Bilan annuel de la DPJ en Estrie: les mauvais traitements psychologiques en hausse

SOCIÉTÉ. Quelque 205 cas de mauvais traitements psychologiques ont été signalés en Estrie au cours de la dernière année, ce qui représente 16 % de l’ensemble des signalements retenus au cours de cette période. C’est là un des principaux constats qui ressort du bilan annuel de la Direction de la protection de la jeunesse (DPJ).

Les effets dévastateurs des mauvais traitements psychologiques sont encore trop méconnus au sein de la population. Tant et si bien qu’on parle de ces mauvais traitements comme étant un mal silencieux.

Directeur de la protection de la jeunesse, Alain Trudel n’a pas caché son inquiétude en constatant que les mauvais traitements psychologiques sont en hausse de 3,6 % depuis un an seulement.

«C’est préoccupant parce que quand on parle de violence psychologique, les gens minimisent souvent les conséquences et l’impact des traitements. En fait, les gens semblent même ignorer ce que c’est qu’un mauvais traitement psychologique, mentionne d’entrée de jeu Alain Trudel. Parfois, ces mauvais traitements psychologiques ont un bien plus grand impact que les traitements physiques. Un jeune qui reçoit une claque derrière la tête en arrive généralement à comprendre pourquoi il l’a reçue, il a une idée. Il sait que c’est probablement relié à son comportement. Mais un mauvais traitement psychologique, c’est insidieux, ça perdure dans le temps, c’est fréquent. On parle bien sûr, ici, de conflits sévères, de violence conjugale qui s’échelonne sur une longue période.»

Les mauvais traitements psychologiques sont à la base d’une faible estime de soi chez les jeunes. «Ça laisse des traces sur l’estime de soi, c’est sûr, s’empresse de signifier Alain Trudel. Le jeune a l’impression qu’il n’est pas gentil, il a l’impression de ne pas être à la bonne place au bon moment. Il a toujours l’impression qu’il dérange et qu’il ne répond pas aux attentes des parents. Pour n’importe quel enfant, le premier but, c’est de faire plaisir à ses parents. En retour, il reçoit de l’affection et de la reconnaissance. C’est ça qui le nourrit dans son développement.»

Selon Alain Trudel, les parents constamment en conflit entre eux génèrent un climat de violence conjugale non souhaitable. «Ils ne sont pas centrés sur l’enfants, ils sont centrés sur eux à titre d’adultes. Ils essaient de régler leurs problèmes et oublient qu’ils ne répondent pas aux besoins de l’enfant», fait-il valoir.

La séparation des parents représente fréquemment un passage douloureux dans l’enfance des jeunes. «C’est sûr que les enfants se sentent responsables, reconnaît Alain Trudel. Peu importe l’âge qu’ils ont, ils ont l’impression de s’être comportés d’une façon telle qu’ils ont provoqué le conflit entre le père et la mère.»

Selon lui, les enfants ne devraient jamais se sentir coupables d’une quelconque façon. «À la base, ce sont des parents qui ne s’entendent pas, insiste ce dernier. Ils sont toujours en opposition par rapport à l’éducation des enfants, par rapport au mode de vie familial et par rapport aux activités. Tout est sujet à confrontations.»

Impacts

Pour l’enfant, un parcours parsemé d’embûches entraînera inévitablement de gros impacts. On parle de retard de développement, de difficultés scolaires, de troubles de comportement, de problématique de santé mentale et de toxicomanie.

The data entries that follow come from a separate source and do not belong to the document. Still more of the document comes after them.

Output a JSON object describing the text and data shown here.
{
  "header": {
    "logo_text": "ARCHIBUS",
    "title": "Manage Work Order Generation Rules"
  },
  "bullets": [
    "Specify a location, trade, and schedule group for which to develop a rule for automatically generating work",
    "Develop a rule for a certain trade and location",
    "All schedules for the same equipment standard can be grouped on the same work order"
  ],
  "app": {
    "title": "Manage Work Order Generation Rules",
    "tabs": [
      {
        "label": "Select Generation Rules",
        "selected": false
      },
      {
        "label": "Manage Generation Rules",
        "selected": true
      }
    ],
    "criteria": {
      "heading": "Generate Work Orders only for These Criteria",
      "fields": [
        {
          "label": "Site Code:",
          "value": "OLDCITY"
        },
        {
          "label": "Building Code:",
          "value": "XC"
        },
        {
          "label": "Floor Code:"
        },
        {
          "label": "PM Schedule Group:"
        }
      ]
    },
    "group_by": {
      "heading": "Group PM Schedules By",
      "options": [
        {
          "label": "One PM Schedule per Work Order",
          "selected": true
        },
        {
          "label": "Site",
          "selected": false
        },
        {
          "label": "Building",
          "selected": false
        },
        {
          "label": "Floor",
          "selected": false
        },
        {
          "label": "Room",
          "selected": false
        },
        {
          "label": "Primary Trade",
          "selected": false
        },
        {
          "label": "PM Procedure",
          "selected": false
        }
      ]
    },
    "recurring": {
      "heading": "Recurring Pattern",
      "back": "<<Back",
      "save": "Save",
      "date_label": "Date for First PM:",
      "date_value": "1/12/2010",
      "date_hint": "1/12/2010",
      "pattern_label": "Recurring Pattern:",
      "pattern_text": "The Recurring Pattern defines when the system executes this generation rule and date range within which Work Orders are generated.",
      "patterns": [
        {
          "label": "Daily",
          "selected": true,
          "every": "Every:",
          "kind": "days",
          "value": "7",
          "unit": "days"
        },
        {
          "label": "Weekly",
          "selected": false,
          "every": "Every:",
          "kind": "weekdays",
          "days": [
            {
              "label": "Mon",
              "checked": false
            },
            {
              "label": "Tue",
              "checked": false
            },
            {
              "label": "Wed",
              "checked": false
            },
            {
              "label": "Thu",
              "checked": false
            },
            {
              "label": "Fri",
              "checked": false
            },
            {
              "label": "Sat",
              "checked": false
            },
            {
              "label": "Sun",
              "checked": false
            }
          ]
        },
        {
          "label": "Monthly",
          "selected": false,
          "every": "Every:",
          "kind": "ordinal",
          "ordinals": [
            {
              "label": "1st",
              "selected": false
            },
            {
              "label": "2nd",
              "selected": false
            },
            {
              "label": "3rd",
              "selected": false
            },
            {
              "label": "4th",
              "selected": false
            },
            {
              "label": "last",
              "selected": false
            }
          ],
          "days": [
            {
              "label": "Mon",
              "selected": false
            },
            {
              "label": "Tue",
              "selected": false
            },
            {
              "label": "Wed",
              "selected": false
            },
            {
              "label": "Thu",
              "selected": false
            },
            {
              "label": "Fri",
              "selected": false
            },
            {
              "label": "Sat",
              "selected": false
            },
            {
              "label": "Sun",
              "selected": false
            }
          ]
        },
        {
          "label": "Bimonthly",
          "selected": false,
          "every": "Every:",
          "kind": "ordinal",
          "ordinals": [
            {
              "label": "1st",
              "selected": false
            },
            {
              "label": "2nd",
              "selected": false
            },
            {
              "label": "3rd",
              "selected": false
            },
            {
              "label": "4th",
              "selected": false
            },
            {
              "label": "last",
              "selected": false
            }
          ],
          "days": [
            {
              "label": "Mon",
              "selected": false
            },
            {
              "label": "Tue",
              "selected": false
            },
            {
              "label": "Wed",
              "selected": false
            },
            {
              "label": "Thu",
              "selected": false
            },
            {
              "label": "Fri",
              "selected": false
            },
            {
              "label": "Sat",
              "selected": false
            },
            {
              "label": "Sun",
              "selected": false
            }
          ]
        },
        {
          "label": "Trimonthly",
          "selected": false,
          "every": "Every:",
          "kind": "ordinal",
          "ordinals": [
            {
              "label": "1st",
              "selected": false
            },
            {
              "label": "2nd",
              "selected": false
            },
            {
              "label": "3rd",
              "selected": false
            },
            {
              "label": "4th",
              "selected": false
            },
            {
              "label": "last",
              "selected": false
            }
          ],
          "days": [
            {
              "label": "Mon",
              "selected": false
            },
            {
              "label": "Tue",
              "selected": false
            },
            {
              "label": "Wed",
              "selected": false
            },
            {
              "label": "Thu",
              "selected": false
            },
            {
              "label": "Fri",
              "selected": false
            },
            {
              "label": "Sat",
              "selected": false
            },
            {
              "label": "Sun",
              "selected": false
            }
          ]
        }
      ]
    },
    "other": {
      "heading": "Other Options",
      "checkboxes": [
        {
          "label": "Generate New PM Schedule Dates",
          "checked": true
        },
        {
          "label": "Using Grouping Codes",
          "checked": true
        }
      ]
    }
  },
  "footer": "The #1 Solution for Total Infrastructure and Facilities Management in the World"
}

«Si tu dis à ton enfant qu’il ne fera jamais rien de bon dans la vie, il va finir par le penser vraiment. Par la suite, il risque fortement de perdre ses repères», pense Alain Trudel qui invite les gens à dénoncer le silence complice. «Il ne faut jamais oublier que nos enfants d’aujourd’hui, ce sont nos adultes de demain», exprime le directeur de la DPJ.